Rulli is a member of the New York Athletic Club's Judo Club, chaired by Kevin Earls and Owen Tunney, and he is a Yodan (4th degree black belt) as an active competitor in Judo. He is a coach of and helps run the NYAC’s Saturday morning program, which is organized for NYAC members’ children to receive exposure to and basic training in judo.

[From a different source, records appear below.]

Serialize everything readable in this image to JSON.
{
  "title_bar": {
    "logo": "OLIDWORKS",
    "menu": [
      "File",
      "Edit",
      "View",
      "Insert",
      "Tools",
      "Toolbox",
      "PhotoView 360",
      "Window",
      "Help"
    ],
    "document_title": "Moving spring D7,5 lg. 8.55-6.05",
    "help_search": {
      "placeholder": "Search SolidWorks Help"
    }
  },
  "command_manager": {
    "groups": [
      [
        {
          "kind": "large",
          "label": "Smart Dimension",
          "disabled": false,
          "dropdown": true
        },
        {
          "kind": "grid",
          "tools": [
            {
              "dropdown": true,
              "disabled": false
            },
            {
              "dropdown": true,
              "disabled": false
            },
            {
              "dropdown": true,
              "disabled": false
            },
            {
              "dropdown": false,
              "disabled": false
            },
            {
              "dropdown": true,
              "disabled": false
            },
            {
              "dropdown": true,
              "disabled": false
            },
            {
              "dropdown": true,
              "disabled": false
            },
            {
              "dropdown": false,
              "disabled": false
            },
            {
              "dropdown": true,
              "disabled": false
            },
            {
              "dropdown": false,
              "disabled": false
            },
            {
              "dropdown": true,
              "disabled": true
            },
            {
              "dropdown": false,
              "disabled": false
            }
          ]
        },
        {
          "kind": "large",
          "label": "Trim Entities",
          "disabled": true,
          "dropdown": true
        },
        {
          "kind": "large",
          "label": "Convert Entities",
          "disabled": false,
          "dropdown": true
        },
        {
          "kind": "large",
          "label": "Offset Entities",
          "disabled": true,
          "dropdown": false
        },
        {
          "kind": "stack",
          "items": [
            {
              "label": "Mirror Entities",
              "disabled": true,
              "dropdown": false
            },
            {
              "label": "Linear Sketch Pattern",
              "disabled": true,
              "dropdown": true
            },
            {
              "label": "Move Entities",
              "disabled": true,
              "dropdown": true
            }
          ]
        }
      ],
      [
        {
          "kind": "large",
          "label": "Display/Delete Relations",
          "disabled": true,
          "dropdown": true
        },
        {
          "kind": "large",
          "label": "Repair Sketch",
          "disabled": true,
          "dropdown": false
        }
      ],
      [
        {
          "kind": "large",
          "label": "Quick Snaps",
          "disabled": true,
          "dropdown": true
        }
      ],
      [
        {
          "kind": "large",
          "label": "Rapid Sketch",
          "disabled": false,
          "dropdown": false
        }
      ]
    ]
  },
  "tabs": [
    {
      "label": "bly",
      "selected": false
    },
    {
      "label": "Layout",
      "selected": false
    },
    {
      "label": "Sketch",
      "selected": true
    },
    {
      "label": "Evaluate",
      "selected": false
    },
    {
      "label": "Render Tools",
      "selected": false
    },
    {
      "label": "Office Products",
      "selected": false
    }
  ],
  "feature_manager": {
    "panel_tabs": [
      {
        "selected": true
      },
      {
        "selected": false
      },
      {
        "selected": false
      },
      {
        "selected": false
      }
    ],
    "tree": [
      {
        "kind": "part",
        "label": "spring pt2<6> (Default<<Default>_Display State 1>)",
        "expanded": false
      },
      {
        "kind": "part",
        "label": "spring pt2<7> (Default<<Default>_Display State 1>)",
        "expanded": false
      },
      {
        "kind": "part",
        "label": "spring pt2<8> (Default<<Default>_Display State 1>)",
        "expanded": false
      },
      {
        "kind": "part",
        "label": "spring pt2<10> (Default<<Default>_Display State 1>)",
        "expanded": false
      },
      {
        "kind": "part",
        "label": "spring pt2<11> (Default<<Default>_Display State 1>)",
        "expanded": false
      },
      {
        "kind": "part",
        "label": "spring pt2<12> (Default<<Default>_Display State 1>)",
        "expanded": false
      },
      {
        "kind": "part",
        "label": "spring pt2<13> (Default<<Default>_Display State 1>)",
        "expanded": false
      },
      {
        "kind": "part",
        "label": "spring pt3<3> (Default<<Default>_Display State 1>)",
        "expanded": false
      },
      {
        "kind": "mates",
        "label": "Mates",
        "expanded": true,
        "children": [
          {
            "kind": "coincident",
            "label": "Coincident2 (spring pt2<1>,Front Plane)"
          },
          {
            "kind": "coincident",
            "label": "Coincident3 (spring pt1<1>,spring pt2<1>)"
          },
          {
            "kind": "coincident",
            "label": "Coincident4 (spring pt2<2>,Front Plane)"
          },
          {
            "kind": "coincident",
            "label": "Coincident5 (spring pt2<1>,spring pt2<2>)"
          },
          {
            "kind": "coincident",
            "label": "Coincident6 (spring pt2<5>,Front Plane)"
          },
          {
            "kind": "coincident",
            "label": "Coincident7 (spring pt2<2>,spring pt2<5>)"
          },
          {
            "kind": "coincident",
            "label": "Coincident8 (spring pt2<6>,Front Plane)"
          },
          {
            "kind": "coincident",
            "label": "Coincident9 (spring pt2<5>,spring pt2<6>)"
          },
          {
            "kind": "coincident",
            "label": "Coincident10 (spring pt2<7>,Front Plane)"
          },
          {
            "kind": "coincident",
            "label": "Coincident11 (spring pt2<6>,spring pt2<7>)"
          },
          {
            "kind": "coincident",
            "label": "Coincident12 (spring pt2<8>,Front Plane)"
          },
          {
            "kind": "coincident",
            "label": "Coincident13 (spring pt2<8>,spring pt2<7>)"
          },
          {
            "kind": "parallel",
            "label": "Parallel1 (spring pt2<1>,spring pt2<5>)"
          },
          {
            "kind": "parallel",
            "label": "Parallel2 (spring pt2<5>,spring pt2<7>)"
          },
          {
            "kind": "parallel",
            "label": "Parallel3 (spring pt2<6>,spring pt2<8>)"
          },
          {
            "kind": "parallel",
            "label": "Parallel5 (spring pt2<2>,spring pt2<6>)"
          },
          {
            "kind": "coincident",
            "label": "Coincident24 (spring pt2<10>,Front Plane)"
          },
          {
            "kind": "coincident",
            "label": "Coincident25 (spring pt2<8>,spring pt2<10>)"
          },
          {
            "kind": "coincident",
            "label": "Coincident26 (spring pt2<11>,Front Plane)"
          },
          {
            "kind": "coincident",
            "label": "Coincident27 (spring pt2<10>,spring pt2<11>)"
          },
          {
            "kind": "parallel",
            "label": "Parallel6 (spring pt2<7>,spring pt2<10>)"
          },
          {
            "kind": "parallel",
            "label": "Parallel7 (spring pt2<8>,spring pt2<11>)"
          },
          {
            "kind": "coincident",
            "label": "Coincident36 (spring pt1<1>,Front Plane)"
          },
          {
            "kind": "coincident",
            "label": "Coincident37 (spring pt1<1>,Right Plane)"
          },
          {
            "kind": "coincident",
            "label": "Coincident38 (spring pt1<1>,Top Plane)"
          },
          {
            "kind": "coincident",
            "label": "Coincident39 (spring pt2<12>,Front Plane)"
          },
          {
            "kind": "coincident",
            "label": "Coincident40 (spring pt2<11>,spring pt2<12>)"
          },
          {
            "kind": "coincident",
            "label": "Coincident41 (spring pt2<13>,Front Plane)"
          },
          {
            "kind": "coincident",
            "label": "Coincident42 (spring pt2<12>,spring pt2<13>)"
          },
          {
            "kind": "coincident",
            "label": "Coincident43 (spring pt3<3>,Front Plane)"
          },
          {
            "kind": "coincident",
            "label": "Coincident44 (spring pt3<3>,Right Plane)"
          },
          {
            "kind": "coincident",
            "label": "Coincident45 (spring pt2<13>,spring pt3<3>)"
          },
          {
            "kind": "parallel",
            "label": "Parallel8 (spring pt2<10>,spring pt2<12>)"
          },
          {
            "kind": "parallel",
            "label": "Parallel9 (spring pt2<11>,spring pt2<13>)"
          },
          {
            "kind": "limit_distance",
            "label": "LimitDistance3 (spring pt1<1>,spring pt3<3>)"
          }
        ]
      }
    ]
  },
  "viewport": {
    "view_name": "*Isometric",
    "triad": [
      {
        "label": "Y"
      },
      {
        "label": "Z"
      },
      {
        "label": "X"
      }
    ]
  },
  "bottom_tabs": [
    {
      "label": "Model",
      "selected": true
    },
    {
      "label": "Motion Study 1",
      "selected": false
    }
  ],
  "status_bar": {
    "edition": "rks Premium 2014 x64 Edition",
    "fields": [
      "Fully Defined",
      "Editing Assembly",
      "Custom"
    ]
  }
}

Rulli is the Producer of JudoArts.com. Film Annex and Rulli sponsored the 2013 New York Judo Open. Competition directors were Mel Appelbaum, Dr Arthur Canario, and John Walla. Film Annex has filmed the tournament and conducted interviews with the athletes since 2010.

As a supporter of Judo, Rulli and Malkovich presented an unconventional fashion show in the documentary "Flipping Uncle Kimono", using 20 Judo fighters as models during a Milan fashion show that looked like a championship Judo match with the fighters wearing men's suits from the Mrs. Mudd fashion line by Malkovich. They did this on a stage in a courtyard in Milan, in front of a live audience, and with Malkovich and Rulli directing the action.

== Philanthropy ==
Rulli's company Film Annex funded 2013 Time 100 honoree Roya Mahboob in the construction of 11 classrooms and 2 stand alone IT centers in Herat and Kabul, Afghanistan, connecting 55,000 female students to the World Wide Web.
Rulli is an Advisory Board Member of the Global Medical Relief Fund, an organization working to bring aid to children injured or otherwise adversely affected by war, natural disaster or illness. He is a Founding Board Member of Digital Citizen Fund (previously Women's Annex). Rulli along with Porter Bibb and Alan McFarland are founding members of the Southampton Multimedia Center which serves as both a digital literacy educational and training facility for the local community.